The FTC has become increasingly aggressive in holding advertisers responsible for advertising claims made by their affiliate networks and marketers. Indeed, just this week the FTC announced another settlement in a case that was part of the same “sweep” as the case discussed here. In July of 2012, the FTC amended its April 2011 complaint against LeanSpa, a marketer of acai berry and colon cleanse products, to add claims against LeadClick, which served as the ad network for LeanSpa. The FTC alleged that LeadClick (and LeanSpa) had paid affiliate marketers to publish fake news stories touting the LeanSpa products to drive traffic to LeanSpa. In a novel defense to the FTC’s claim, LeadClick argued that its actions were immune under section 230 of the Communications Decency Act (“CDA”). Last week, the federal district court in Connecticut denied Lead Click’s Motion to Dismiss finding the CDA did not provide immunity from the FTC’s allegations.
The purported scheme worked like this: LeanSpa’s websites offered consumers weight-loss and health-related products, like acai berry and colon cleanse programs on a “risk free” trial basis. Customers only had to pay a small shipping and handling fee (around $4.95) and they got a “100% satisfaction guarantee” on the items they ordered. The problem, according to the FTC and the State of Connecticut, was that once a consumer gave his or her payment information to cover the shipping and handling fees, LeanSpa charged the customers for the trial products, automatically and enrolled them in monthly continuity plans (that cost around $79.99), and made it very difficult to cancel future shipments.
In order to market these products and drive traffic to its sites, LeanSpa hired LeadClick. LeadClick in turn hired third-party affiliate marketers who created fake news sites promoting LeanSpa’s products. According to the complaint, the fake news sites used domain names that sounded like objective news outlets like channel8health.com and dailyhealth6.com. The affiliate sites posted stories such as “Acai Berry Diet Exposed: Miracle Diet or Scam,” they often displayed the logos of major news sources, and they included links to LeanSpa websites. These links were purportedly provided by LeadClick; LeanSpa then paid LeadClick a set fee each time a consumer clicked on a link on a fake news site, ended up on a LeanSpa website, and purchased a product.

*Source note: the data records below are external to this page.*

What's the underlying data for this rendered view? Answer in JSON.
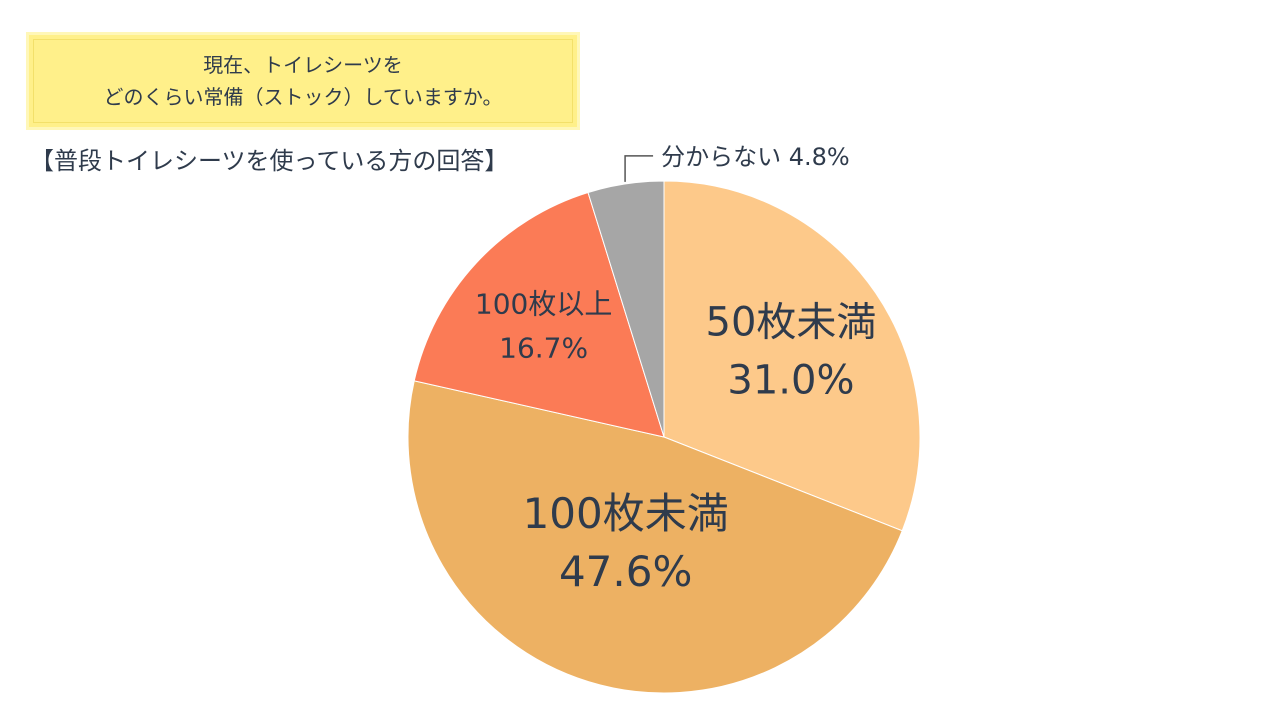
{
  "question": {
    "line1": "現在、トイレシーツを",
    "line2": "どのくらい常備（ストック）していますか。"
  },
  "subtitle": "【普段トイレシーツを使っている方の回答】",
  "chart_data": {
    "type": "pie",
    "start_angle_deg": 0,
    "direction": "clockwise",
    "slices": [
      {
        "label": "50枚未満",
        "value": 31.0,
        "value_label": "31.0%",
        "color": "#fdc98a"
      },
      {
        "label": "100枚未満",
        "value": 47.6,
        "value_label": "47.6%",
        "color": "#edb163"
      },
      {
        "label": "100枚以上",
        "value": 16.7,
        "value_label": "16.7%",
        "color": "#fb7b56"
      },
      {
        "label": "分からない",
        "value": 4.8,
        "value_label": "4.8%",
        "color": "#a6a6a6"
      }
    ],
    "external_label": "分からない 4.8%"
  }
}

The FTC alleged that through this elaborate setup, LeanSpa and LeadClick knew that the affiliates were using the fake news sites and that both LeanSpa and LeadClick monitored and encouraged the use of these fake news domains. Indeed, LeadClick and LeanSpa purportedly “discussed which products to pair with the LeanSpa Defendants’ products on the fake news sites” and conferred about strategies to reduce the impact of the excessive chargebacks, according to the complaint.
LeadClick sought to dismiss the FTC’s deceptive acts and practices allegations related to these so-called “fake news sites” on the basis that LeadClick is an interactive computer service provider that has immunity under section 230 of the CDA. The CDA provides that, “[n]o provider or user of an interactive computer service shall be treated as the publisher or speaker of any information provided by another information content provider.”

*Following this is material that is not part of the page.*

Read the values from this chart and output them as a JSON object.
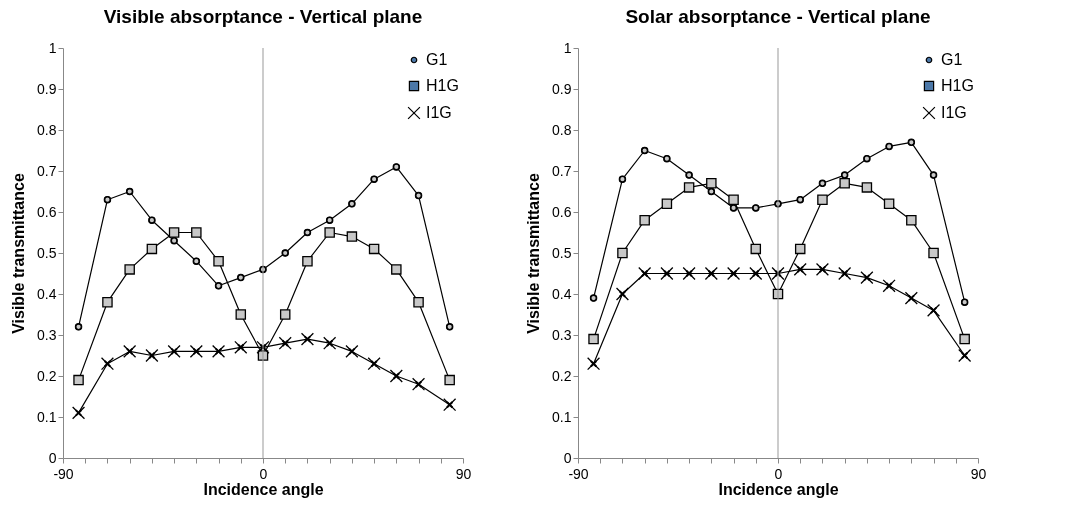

The court evaluated LeadClick’s CDA defense and held that LeadClick, unlike the defendants in the cases it cited, is not an interactive computer service provider because it does not operate online message boards, it does not review websites, and in fact, it does not operate websites at all. Instead, LeadClick simply provides network links that direct consumers from one website to another. The court went on to note that even if LeadClick did qualify as an interactive computer service provider, it would still not be entitled to section 230 immunity because it’s plausible that LeadClick is not an information content provider—i.e., that it is not “responsible …for the creation or development of information provided through the Internet or any other interactive computer service.” Because of this, the court denied LeadClick’s immunity defense under the CDA and the case is moving forward, LeadClick included.